Complete step by step answer:
To find: $\dfrac{1}{{1 + {x^2}}}\left\\{ {1 + \dfrac{{2x}}{{1 + {x^2}}} + {{\left( {\dfrac{{2x}}{{1 + {x^2}}}} \right)}^2} + \ldots \ldots \ldots + \infty } \right\\}$
Observing the series inside the bracket, we find it to be a G.P. with $a = 1$ and $r = \dfrac{{2x}}{{1 + {x^2}}}$ . Now, we will solve the G.P. first using the formula of sum of infinite terms of a G.P.
Let $A = \,1 + \dfrac{{2x}}{{1 + {x^2}}} + {\left( {\dfrac{{2x}}{{1 + {x^2}}}} \right)^2} + \ldots \ldots \ldots + \infty$
Sum of infinite terms of a G.P. is given by ${S_\infty } = \dfrac{a}{{1 - r}}$ ,
where, $a$ is the first term of a G.P. and $r$ is the common ratio, $0 < r < 1$ .
$\therefore A = \dfrac{1}{{1 - \dfrac{{2x}}{{1 + {x^2}}}}}$
Simplifying it, we get,

A = \dfrac{1}{{\dfrac{{1 + {x^2} - 2x}}{{1 + {x^2}}}}} \\\ \Rightarrow A = \dfrac{{1 + {x^2}}}{{1 + {x^2} - 2x}} \\\

Using the identity ${\left( {a - b} \right)^2} = {a^2} + {b^2} - 2ab$ ,
$A = \dfrac{{1 + {x^2}}}{{{{\left( {1 - x} \right)}^2}}}$
As we have solved the G.P, now we will multiply by the term given outside the bracket.
Therefore, the given expression will become,
$\dfrac{1}{{1 + {x^2}}}\left\\{ {\dfrac{{1 + {x^2}}}{{{{\left( {1 - x} \right)}^2}}}} \right\\}$
Cancelling the common term in numerator and denominator,
$= \dfrac{1}{{{{\left( {1 - x} \right)}^2}}}$
Hence, $\dfrac{1}{{1 + {x^2}}}\left\\{ {1 + \dfrac{{2x}}{{1 + {x^2}}} + {{\left( {\dfrac{{2x}}{{1 + {x^2}}}} \right)}^2} + \ldots \ldots \ldots + \infty } \right\\} = \dfrac{1}{{{{\left( {1 - x} \right)}^2}}}$ .

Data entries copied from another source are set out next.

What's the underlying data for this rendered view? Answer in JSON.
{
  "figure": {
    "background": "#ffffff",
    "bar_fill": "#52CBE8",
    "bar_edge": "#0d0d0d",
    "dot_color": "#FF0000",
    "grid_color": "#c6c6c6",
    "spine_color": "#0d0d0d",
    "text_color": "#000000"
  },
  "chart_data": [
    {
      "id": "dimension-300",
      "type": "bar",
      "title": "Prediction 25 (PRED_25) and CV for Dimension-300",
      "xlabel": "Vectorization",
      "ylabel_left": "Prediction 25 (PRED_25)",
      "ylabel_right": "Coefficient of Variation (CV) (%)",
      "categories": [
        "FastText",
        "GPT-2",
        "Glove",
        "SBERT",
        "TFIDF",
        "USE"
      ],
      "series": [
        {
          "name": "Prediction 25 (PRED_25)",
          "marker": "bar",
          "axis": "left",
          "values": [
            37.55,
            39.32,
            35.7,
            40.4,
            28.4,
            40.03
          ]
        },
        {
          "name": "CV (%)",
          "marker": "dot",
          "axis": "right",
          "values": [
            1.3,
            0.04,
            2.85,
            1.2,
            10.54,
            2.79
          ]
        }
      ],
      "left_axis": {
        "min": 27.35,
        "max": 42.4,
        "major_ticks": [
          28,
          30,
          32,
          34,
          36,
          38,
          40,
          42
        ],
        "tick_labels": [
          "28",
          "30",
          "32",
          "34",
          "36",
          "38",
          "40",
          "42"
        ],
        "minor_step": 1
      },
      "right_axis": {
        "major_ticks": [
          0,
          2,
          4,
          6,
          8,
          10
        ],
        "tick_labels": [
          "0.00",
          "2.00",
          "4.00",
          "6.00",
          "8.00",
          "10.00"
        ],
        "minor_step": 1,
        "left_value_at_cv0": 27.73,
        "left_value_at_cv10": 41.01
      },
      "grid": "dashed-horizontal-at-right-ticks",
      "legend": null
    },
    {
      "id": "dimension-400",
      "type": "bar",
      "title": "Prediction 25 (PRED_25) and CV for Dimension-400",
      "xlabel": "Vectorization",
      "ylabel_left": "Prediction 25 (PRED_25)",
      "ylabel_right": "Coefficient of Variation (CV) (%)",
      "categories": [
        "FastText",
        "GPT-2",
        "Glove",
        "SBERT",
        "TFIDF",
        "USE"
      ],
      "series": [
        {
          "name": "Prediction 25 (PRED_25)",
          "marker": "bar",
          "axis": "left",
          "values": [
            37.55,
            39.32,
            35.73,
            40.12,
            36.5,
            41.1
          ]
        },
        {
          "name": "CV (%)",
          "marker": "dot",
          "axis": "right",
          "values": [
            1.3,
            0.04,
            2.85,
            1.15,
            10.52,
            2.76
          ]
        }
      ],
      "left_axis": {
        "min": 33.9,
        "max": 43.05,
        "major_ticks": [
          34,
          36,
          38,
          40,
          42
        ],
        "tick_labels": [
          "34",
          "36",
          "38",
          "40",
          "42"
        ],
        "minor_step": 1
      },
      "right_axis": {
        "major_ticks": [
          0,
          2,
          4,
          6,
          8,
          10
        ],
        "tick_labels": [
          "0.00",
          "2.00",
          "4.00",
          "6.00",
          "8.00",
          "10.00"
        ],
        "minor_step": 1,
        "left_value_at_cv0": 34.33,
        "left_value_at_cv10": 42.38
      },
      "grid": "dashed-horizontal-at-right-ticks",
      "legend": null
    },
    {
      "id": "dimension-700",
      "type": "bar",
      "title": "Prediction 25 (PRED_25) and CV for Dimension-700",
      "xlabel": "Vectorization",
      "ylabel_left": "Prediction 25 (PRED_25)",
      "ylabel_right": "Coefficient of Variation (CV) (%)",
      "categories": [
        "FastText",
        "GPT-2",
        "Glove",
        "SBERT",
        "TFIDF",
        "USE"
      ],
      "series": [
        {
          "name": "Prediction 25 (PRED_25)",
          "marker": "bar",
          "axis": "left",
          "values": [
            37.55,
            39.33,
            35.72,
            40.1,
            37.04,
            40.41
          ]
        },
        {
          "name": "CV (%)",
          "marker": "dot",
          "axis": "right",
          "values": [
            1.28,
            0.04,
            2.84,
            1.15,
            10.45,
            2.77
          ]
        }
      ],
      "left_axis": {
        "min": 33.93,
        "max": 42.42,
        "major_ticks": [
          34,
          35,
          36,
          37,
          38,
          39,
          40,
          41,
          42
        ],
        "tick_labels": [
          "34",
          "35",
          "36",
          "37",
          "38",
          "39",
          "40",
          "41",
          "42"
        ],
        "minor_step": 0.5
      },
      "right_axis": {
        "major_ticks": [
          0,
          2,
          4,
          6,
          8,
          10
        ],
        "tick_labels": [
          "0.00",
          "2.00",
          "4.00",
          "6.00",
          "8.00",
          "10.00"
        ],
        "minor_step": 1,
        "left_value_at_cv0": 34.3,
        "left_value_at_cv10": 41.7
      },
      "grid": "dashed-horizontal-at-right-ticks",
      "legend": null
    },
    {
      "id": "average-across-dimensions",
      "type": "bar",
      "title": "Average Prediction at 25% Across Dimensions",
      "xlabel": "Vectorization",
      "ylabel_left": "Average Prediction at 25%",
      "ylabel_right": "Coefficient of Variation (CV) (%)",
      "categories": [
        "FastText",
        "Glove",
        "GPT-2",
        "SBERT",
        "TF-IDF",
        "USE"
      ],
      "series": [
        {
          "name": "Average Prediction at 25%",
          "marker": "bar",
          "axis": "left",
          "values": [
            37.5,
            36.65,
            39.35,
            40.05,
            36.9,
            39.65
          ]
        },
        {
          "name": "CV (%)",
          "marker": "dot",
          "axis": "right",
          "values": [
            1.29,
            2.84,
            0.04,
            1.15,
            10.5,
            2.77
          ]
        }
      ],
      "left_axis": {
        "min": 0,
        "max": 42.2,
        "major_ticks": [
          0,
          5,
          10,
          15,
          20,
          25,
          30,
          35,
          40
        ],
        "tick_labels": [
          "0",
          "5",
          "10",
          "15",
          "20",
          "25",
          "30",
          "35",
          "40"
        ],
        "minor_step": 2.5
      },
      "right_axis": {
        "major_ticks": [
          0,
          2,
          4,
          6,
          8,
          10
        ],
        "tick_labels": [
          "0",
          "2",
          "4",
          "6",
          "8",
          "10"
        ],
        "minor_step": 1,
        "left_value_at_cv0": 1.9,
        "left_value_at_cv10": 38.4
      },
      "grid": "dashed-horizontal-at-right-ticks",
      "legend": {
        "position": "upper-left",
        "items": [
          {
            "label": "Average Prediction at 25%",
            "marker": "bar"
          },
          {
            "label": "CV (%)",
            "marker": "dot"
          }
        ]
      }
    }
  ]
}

Note: While solving such types of questions, it is important that we must understand the different types of series, usually, arithmetic progression and geometric progression and the related formulae. Do not forget to multiply both the terms, after solving for G.P, in the end as it will lead to incomplete solution and hence, wrong answer.